How to Crawl Slow Websites

Modified on Mon, 15 Jul, 2024 at 5:34 PM

Selecting crawling mode and crawling area.
Crawling speed settings.
Automatic crawling pause and resuming.

1. Selecting crawling mode and crawling area

If it is not necessary to crawl the entire website, you can restrict crawling area, so the program won’t expose a website to a longstanding load. There are several ways to do it:

Limit crawling to one category → enter a URL of necessary category in the ‘Initial URL‘ field and enable the ‘Crawl only in directory‘ option. It can be found under ‘Settings → General‘. Keep in mind that to use this mode, the category should have an appropriate URL structure when URLs of the category and its pages begin with the same path. For example: website.com/category and website/category/first-item.

Limit crawling by using rules → this feature will help you to focus only on pages that match certain rules.

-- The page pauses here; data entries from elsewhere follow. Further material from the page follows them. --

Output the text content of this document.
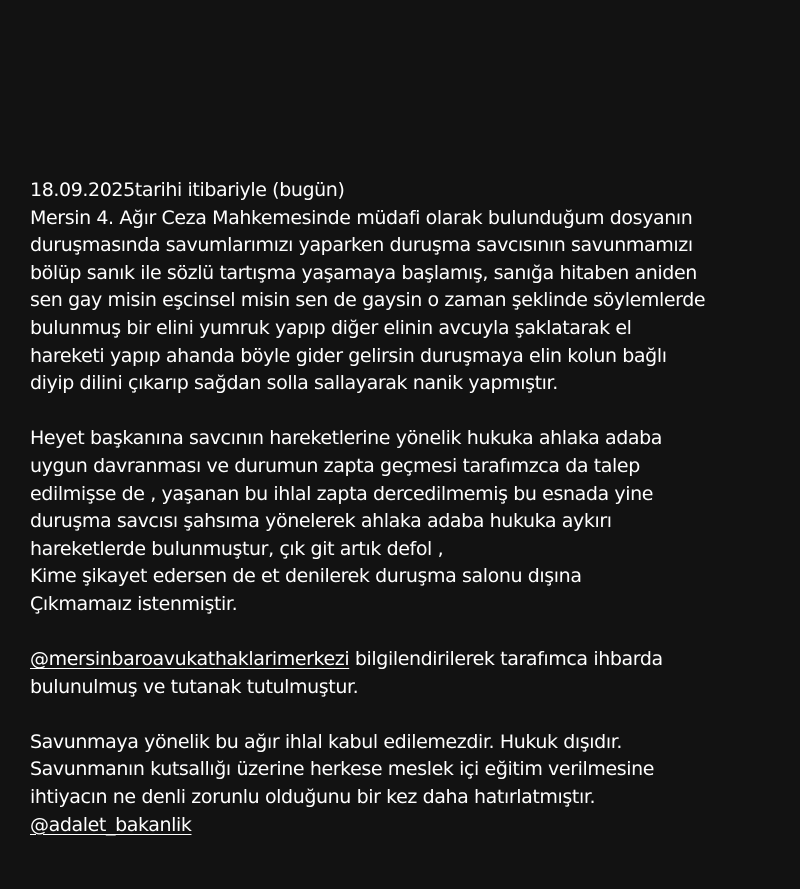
18.09.2025tarihi itibariyle (bugün)
Mersin 4. Ağır Ceza Mahkemesinde müdafi olarak bulunduğum dosyanın
duruşmasında savumlarımızı yaparken duruşma savcısının savunmamızı
bölüp sanık ile sözlü tartışma yaşamaya başlamış, sanığa hitaben aniden
sen gay misin eşcinsel misin sen de gaysin o zaman şeklinde söylemlerde
bulunmuş bir elini yumruk yapıp diğer elinin avcuyla şaklatarak el
hareketi yapıp ahanda böyle gider gelirsin duruşmaya elin kolun bağlı
diyip dilini çıkarıp sağdan solla sallayarak nanik yapmıştır.
Heyet başkanına savcının hareketlerine yönelik hukuka ahlaka adaba
uygun davranması ve durumun zapta geçmesi tarafımzca da talep
edilmişse de , yaşanan bu ihlal zapta dercedilmemiş bu esnada yine
duruşma savcısı şahsıma yönelerek ahlaka adaba hukuka aykırı
hareketlerde bulunmuştur, çık git artık defol ,
Kime şikayet edersen de et denilerek duruşma salonu dışına
Çıkmamaız istenmiştir.
@mersinbaroavukathaklarimerkezi bilgilendirilerek tarafımca ihbarda
bulunulmuş ve tutanak tutulmuştur.
Savunmaya yönelik bu ağır ihlal kabul edilemezdir. Hukuk dışıdır.
Savunmanın kutsallığı üzerine herkese meslek içi eğitim verilmesine
ihtiyacın ne denli zorunlu olduğunu bir kez daha hatırlatmıştır.
@adalet_bakanlik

These might be pages whose URLs contain particular words.

2. Crawling speed settings

To adjust crawling speed considering low performance of a crawled website, use the settings under ‘Settings → General‘:

Decrease the number of threads → set up not more than 5 threads in the corresponding field. It will reduce a number of concurrent parallel connections and decrease the load on a website.

Set up a delay between requests → adjust a delay between requests that are sent by the crawler to a server in the corresponding field. Delay is applied to each thread, so if the website is sensitive to high load, use a delay combined with a minimum number of threads.

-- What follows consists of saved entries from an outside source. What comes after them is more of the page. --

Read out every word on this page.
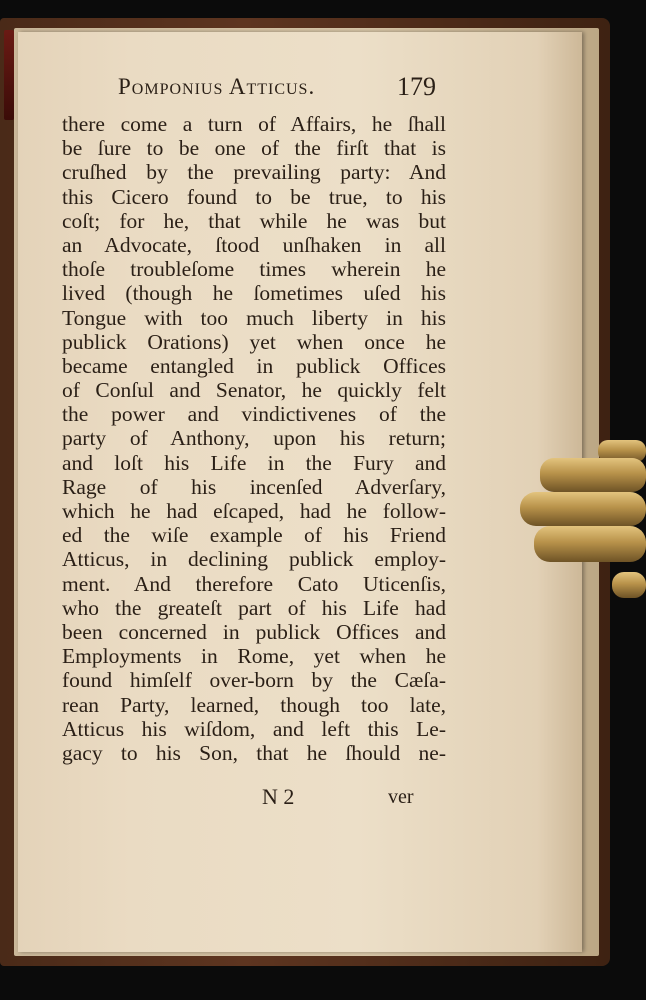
Pomponius Atticus.	179
there come a turn of Affairs, he ſhall
be ſure to be one of the firſt that is
cruſhed by the prevailing party: And
this Cicero found to be true, to his
coſt; for he, that while he was but
an Advocate, ſtood unſhaken in all
thoſe troubleſome times wherein he
lived (though he ſometimes uſed his
Tongue with too much liberty in his
publick Orations) yet when once he
became entangled in publick Offices
of Conſul and Senator, he quickly felt
the power and vindictivenes of the
party of Anthony, upon his return;
and loſt his Life in the Fury and
Rage of his incenſed Adverſary,
which he had eſcaped, had he follow-
ed the wiſe example of his Friend
Atticus, in declining publick employ-
ment. And therefore Cato Uticenſis,
who the greateſt part of his Life had
been concerned in publick Offices and
Employments in Rome, yet when he
found himſelf over-born by the Cæſa-
rean Party, learned, though too late,
Atticus his wiſdom, and left this Le-
gacy to his Son, that he ſhould ne-
N 2	ver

Increase response timeout → by default Netpeak Spider waits 30,000 milliseconds for a page response and moves on to the next one unless it receives a response within this time. If you know in advance that page response speed is low, you can increase response timeout.

3. Automatic crawling pause and resuming

If you encounter the ‘429 Too many Requests‘ status code during crawling, we recommend doing the following steps:

Go to ‘Settings → Advanced‘ and tick options in the ‘Pause crawling automatically‘ section:

When website returns the ‘429 Too Many Requests‘ status code.
When the response timeout is exceeded.

Decrease the number of threads.
Change settings according to the recommendations in the first paragraph of this article.
Save settings.
Continue crawling if the error appeared at the beginning; restart crawling; recrawl certain pages with incorrect codes.